Maps from the Atlas of the Irish Revolution and the Atlas of the Great Irish Famine add detail and colour to complex historical periods, allowing students to visualise locations, events, patterns and trends as well as inspiring independent or collaborative student research. Transition Year students can also delve into the RTE archives for examples of oral history or historical footage to feed a research project or presentation.

While RTE History most clearly lends itself to the history classroom, the extensive use of photographs paintings, documents and maps, means the website will also be useful to TY teachers of, for example,  English, Art, Gender Studies, Local Studies, Geography or Digital Humanities.

Relevance to the Senior Cycle History 

The Leaving Certificate History Syllabus encourages the study of human experience in the past from a variety of perspectives. The treatment of the Irish revolutionary period and the Great Irish Famine on RTE History compliments the perspective-based curriculum for Leaving Certificate History. In accessible and richly-illustrated articles, noted historians explore the political, social and cultural history of these pivotal moments in Irish history.

Working with the Evidence:

The images, documents, maps and eyewitness accounts, brought together on RTE history, have clear applications to the two facets of ‘Working with the Evidence’ in the Syllabus framework: The Documents-Based Study and the Research Study.

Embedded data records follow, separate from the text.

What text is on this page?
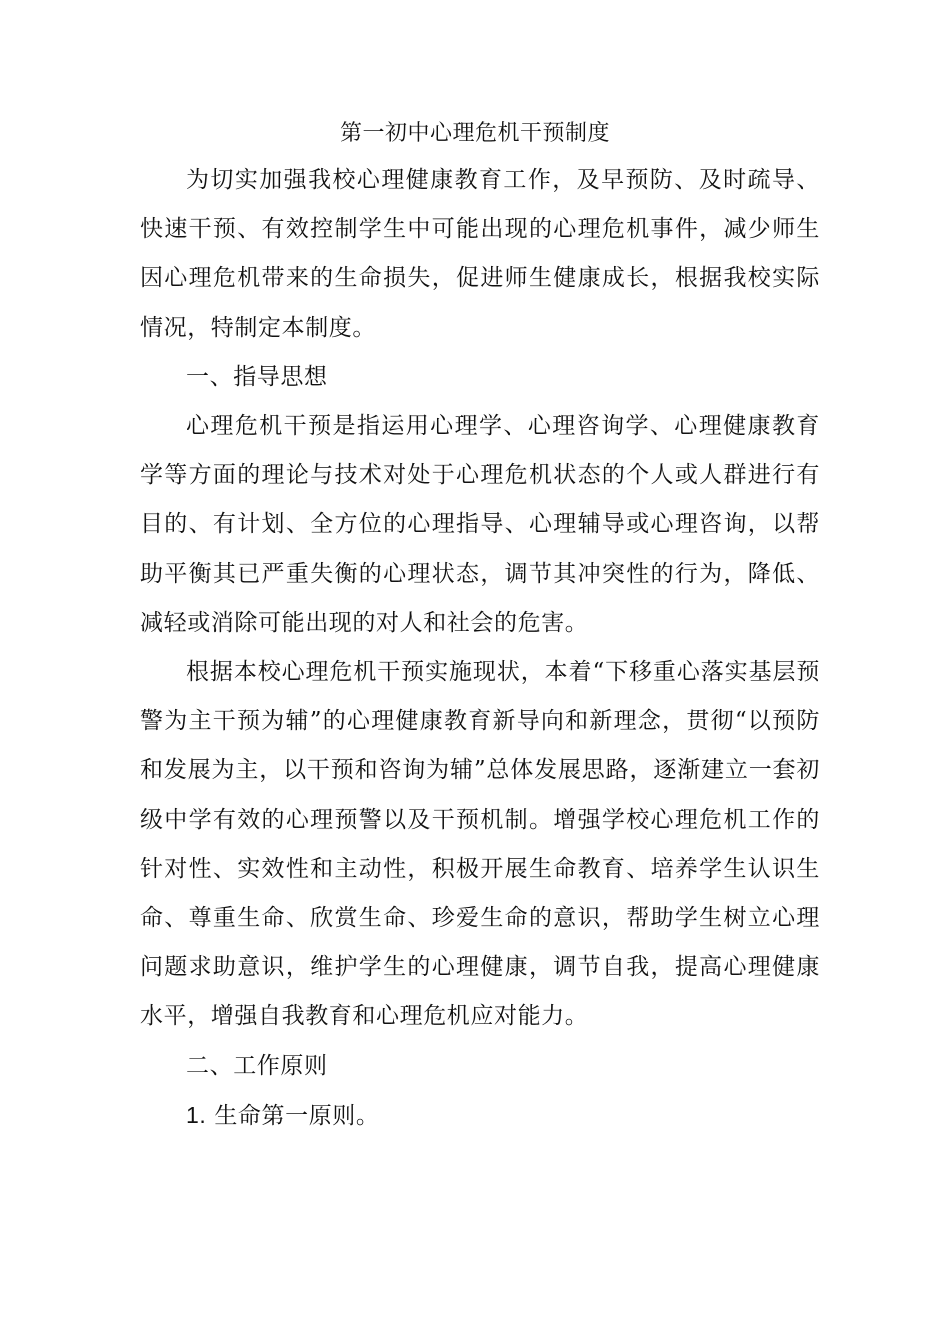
第一初中心理危机干预制度

为切实加强我校心理健康教育工作，及早预防、及时疏导、快速干预、有效控制学生中可能出现的心理危机事件，减少师生因心理危机带来的生命损失，促进师生健康成长，根据我校实际情况，特制定本制度。

一、指导思想

心理危机干预是指运用心理学、心理咨询学、心理健康教育学等方面的理论与技术对处于心理危机状态的个人或人群进行有目的、有计划、全方位的心理指导、心理辅导或心理咨询，以帮助平衡其已严重失衡的心理状态，调节其冲突性的行为，降低、减轻或消除可能出现的对人和社会的危害。

根据本校心理危机干预实施现状，本着“下移重心落实基层预警为主干预为辅”的心理健康教育新导向和新理念，贯彻“以预防和发展为主，以干预和咨询为辅”总体发展思路，逐渐建立一套初级中学有效的心理预警以及干预机制。增强学校心理危机工作的针对性、实效性和主动性，积极开展生命教育、培养学生认识生命、尊重生命、欣赏生命、珍爱生命的意识，帮助学生树立心理问题求助意识，维护学生的心理健康，调节自我，提高心理健康水平，增强自我教育和心理危机应对能力。

二、工作原则

1. 生命第一原则。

The Senior Cycle history students will find a wealth of primary source material to inspire a research topic, corroborate a finding or model the structure of a historical argument. Short accessible articles by historians exemplify the processes of source analysis and using evidence to form a judgement.

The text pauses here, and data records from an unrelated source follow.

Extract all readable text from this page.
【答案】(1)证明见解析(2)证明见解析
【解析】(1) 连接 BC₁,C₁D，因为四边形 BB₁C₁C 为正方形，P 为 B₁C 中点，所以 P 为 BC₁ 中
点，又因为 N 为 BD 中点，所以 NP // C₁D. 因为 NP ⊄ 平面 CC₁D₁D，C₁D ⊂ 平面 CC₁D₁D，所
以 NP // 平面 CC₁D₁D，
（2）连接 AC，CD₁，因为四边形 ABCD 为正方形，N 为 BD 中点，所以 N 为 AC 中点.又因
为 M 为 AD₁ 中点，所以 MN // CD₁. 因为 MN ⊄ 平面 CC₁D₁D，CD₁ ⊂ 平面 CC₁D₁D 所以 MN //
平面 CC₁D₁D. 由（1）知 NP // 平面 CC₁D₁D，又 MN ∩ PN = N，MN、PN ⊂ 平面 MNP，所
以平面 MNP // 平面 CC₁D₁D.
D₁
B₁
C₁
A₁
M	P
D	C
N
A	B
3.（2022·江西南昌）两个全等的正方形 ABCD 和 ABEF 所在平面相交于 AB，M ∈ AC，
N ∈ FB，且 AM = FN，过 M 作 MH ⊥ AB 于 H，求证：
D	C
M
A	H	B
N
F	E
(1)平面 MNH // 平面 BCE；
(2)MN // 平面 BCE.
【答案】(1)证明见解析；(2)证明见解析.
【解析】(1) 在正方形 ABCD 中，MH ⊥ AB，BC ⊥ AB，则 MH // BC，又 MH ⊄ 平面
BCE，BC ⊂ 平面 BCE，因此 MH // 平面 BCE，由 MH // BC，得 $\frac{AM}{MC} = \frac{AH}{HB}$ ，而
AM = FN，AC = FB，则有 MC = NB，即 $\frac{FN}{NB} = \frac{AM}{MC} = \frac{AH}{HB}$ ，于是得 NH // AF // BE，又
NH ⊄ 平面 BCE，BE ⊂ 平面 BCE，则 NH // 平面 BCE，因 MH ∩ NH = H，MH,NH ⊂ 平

The death of Terence MacSwiney, as captured on the cover of a French newspaper supplement in 1920

The collection of audio, visual and documentary sources across all of the RTE history pages provide plenty of opportunity for students to ask important questions about reliability, viewpoint, bias and objectivity.

Topics for Study:

Each of the Topics for Study has specified date parameters. The Irish Revolution Project and the Great Irish Famine project contain material that is most relevant to three topics from the Later Modern Ireland section of the syllabus:

LMI 1: Ireland and the Union, 1815-1870

LMI 3: The Pursuit of Sovereignty and the Impact of Partition 1914-1949 (LMI 3)

LMI 4: The Irish diaspora, 1840-1966 (LMI 4) 

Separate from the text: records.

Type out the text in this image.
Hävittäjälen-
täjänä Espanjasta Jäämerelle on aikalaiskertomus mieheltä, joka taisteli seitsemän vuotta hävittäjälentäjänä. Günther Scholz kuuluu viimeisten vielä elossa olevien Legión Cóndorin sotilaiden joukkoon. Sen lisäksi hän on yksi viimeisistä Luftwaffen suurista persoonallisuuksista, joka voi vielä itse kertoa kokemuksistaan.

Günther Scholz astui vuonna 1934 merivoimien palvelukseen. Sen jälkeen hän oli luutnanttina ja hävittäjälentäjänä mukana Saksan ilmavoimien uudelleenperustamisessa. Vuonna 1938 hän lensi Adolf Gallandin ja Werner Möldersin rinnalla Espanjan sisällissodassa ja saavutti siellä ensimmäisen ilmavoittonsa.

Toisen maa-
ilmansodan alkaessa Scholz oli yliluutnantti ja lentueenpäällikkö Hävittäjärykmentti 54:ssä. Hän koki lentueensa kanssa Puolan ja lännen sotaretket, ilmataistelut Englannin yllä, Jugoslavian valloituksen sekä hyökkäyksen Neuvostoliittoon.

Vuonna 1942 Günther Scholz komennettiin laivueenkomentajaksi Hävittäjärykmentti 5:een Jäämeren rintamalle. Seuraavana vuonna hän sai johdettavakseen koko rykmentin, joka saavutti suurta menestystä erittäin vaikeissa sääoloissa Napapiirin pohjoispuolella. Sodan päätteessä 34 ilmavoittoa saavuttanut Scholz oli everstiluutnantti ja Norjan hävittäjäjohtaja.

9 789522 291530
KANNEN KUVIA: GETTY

Each Topic has three associated Case Studies, each of which involves an in-depth investigation of a particularly significant or representative aspect of an element of that topic. The ongoing RTE History projects provide valuable supplementary material on the following case studies:

Private responses to Famine, 1845-1849 (LMI 1)

The Treaty Negotiations (LMI 3) 

De Valera in America, June, 1919-December, 1920. (LMI 4) 

Grosse Isle (LMI 4)

Éamon de Valera in San Francisco in 1920

Students will also find details about some of the key personalities from their topics of study. 

Charles Trevelyan and Asenath Nicholson (LMI 1) 

Éamon de Valera, Arthur Griffith, Michael Collins, Countess Markievicz and W. T. Cosgrave (LMI 3) 

Key concepts from each of the Topics are also explored in the pages of RTE history.

Sectarianism, laissez- faire, landlordism and famine (LMI 1) 

Sovereignty, partition, Ulster Unionism, physical force, IRB/IRA, dominion status and republic (LMI 3) 

Pre-paid passages, emigrants’ remittances and discrimination (LMI 4) 

RTE is pleased to provide short, hyperlinked histories of the Irish War of Independence and the Great Irish Famine. Students who would like to delve deeper into a particular key personality or key concept can follow the links to the relevant articles, radio documentaries and archival material.

Lesson plans, worksheets and overviews

Students and teachers can also access the Atlas of the Irish Revolution Resources for Secondary Schools on RTE history. Based on the award-winning Atlas of the Irish Revolution, and developed in UCC by an experienced teacher and historian, the PDF pack includes eight teaching units covering a range of themes and topics from the 1845-1923 period.

With an emphasis on skills acquisition, student-led learning, collaborative group work and creativity, the lesson plans are adaptable to the requirements of the Junior Cycle, Transition Year and Senior Cycle curricula.